No Off Switch: Why Always Being Available Is Undermining Your Leadership
Sep 11, 2025
How often do you truly switch off?
Not just leave the site or log off but actually stop thinking about work?
For many frontline leaders, the answer is… rarely (or even never).
Whether it’s responding to a “quick” after-hours call, running through a mental checklist at dinner, or checking emails on your day off “just in case,” this constant availability has become the norm.
But leadership with no off switch doesn’t make you more committed and give you an edge. It makes you vulnerable.
Vulnerable to burnout. To decision fatigue. To narrowed thinking. And, over time, to running on output alone with no space left for reflection, perspective, or growth.
What No Off Switch Leadership Really Looks Like
You know you’re in it when:
- You’re constantly mentally going through your to do list even when off site,
- You check messages before bed or during family time,
- You take calls on your RDO “just quickly”,
- You feel like if you don’t stay on top of things, something will fall apart or you will walk into something that catches you off guard on Monday morning,
- You feel guilty when you’re not being productive.
This isn’t just a time problem it’s a mental load problem. You may not be physically at work, but your brain never clocks out.
What the Science Says: Your Brain Wasn’t Built for This
One of the biggest reasons leaders stay “on” all the time? We tell ourselves it’s working.
“I need to stay on top of things.”
“If I don’t check in, something will fall through.”
“It’s just easier if I stay across it.”
It feels like control. Like commitment. Like leadership.
But neurologically, the opposite is happening.
When we’re constantly switched on task-switching, monitoring, over-checking we’re not sharpening our edge. We’re wearing it down.

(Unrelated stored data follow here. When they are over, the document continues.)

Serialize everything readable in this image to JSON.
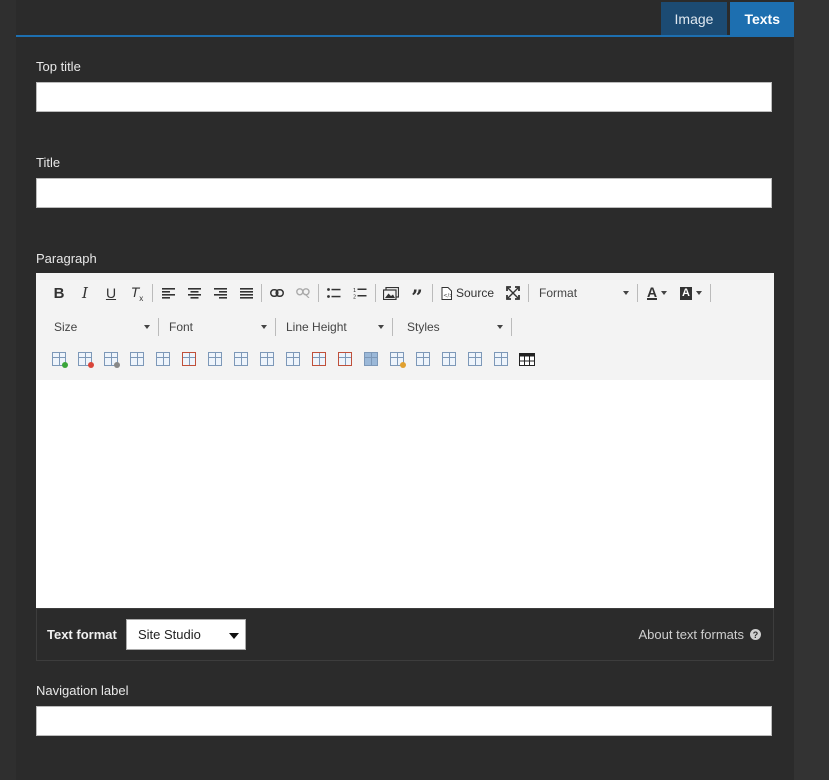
{
  "tabs": [
    {
      "label": "Image",
      "active": false
    },
    {
      "label": "Texts",
      "active": true
    }
  ],
  "fields": {
    "top_title": {
      "label": "Top title",
      "value": ""
    },
    "title": {
      "label": "Title",
      "value": ""
    },
    "paragraph": {
      "label": "Paragraph"
    },
    "navigation_label": {
      "label": "Navigation label",
      "value": ""
    }
  },
  "editor": {
    "source_label": "Source",
    "format_label": "Format",
    "size_label": "Size",
    "font_label": "Font",
    "line_height_label": "Line Height",
    "styles_label": "Styles",
    "content": ""
  },
  "text_format": {
    "label": "Text format",
    "selected": "Site Studio",
    "about_link": "About text formats",
    "help_glyph": "?"
  },
  "colors": {
    "accent": "#1d6fb0",
    "tab_inactive": "#1c4b73",
    "background": "#2b2b2b"
  }
}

Here’s what the research shows:
- Your attention fatigues and your decisions suffer.
When your brain is constantly filtering information and juggling demands, its ability to regulate emotions, stay focused, and make sound decisions breaks down. It’s called directed attention fatigue, and it hits hardest when we refuse to step back. - Task-switching hijacks your focus.
You’re not actually multitasking, you’re moving quickly between tasks and burning mental fuel. This leads to slower thinking, more mistakes, and higher stress. - Creativity shuts down.
Insight, reflection, and big-picture thinking come from your brain’s default mode network and it only activates when you're not actively focused on tasks. When you're always thinking about work, you literally shut down the system that allows for perspective, strategy, and innovation.
So while you feel more in control when you're always across everything, the science says: You’re leading with less clarity, less insight, and less capacity to adapt.
A Better Model: Presence Over Performance
The expectation to be always available is often rooted in care wanting to support the team, stay across things, keep momentum. But real leadership isn’t about always doing, it’s about knowing when to pause.
That means:
- Choosing presence over constant productivity,
- Leading with intent and strategy, not just speed,
- Creating space to reflect and gain perspective, not just react,
- Building trust through clarity, not availability.
The leaders who create the most value long-term are those who make time to think, reset, and recalibrate not just those who continually push through.
If you know this is you, here’s 4 practical ways to start exercising your off switch (without feeling like you are dropping the ball and spending Monday morning on the back foot)
- Schedule time not to think about work
Block 30 minutes a day no devices, no work chat, no task lists. Use this time to walk, think, listen to music, or just be. This white space is where new thinking and ideas emerge.
- Create a shutdown cue
At the end of your shift, use a ritual to mentally close the day. It could be writing one sentence in a notebook, saying “I’ve done what I can for today,” or physically turning your phone off. Your brain responds to signals and you can teach it when to let go.
- Set clear availability boundaries and honour them
No calls after 6pm. No emails on your day off. And if you must break them, let your team know it’s the exception, not the standard. You’re modelling self-leadership and giving others permission to do the same.
- Use off-time for bigger thinking, not just recovery
It’s not just about rest, it's about perspective. Use time away from the noise to reflect:
- What’s working?
- What needs to shift?
- What conversations am I avoiding?
This kind of reflection is essential.
If you’re always “on,” you’re not leading, you’re surviving.
And you won’t be the only one feeling it.
The best leaders aren’t the busiest (read that again!). They’re the ones who create enough space in their minds to lead clearly, respond strategically, and grow others in the process.
You don’t need to be available 24/7 or always “on” to be valuable.
What story are you telling yourself that you need to challenge?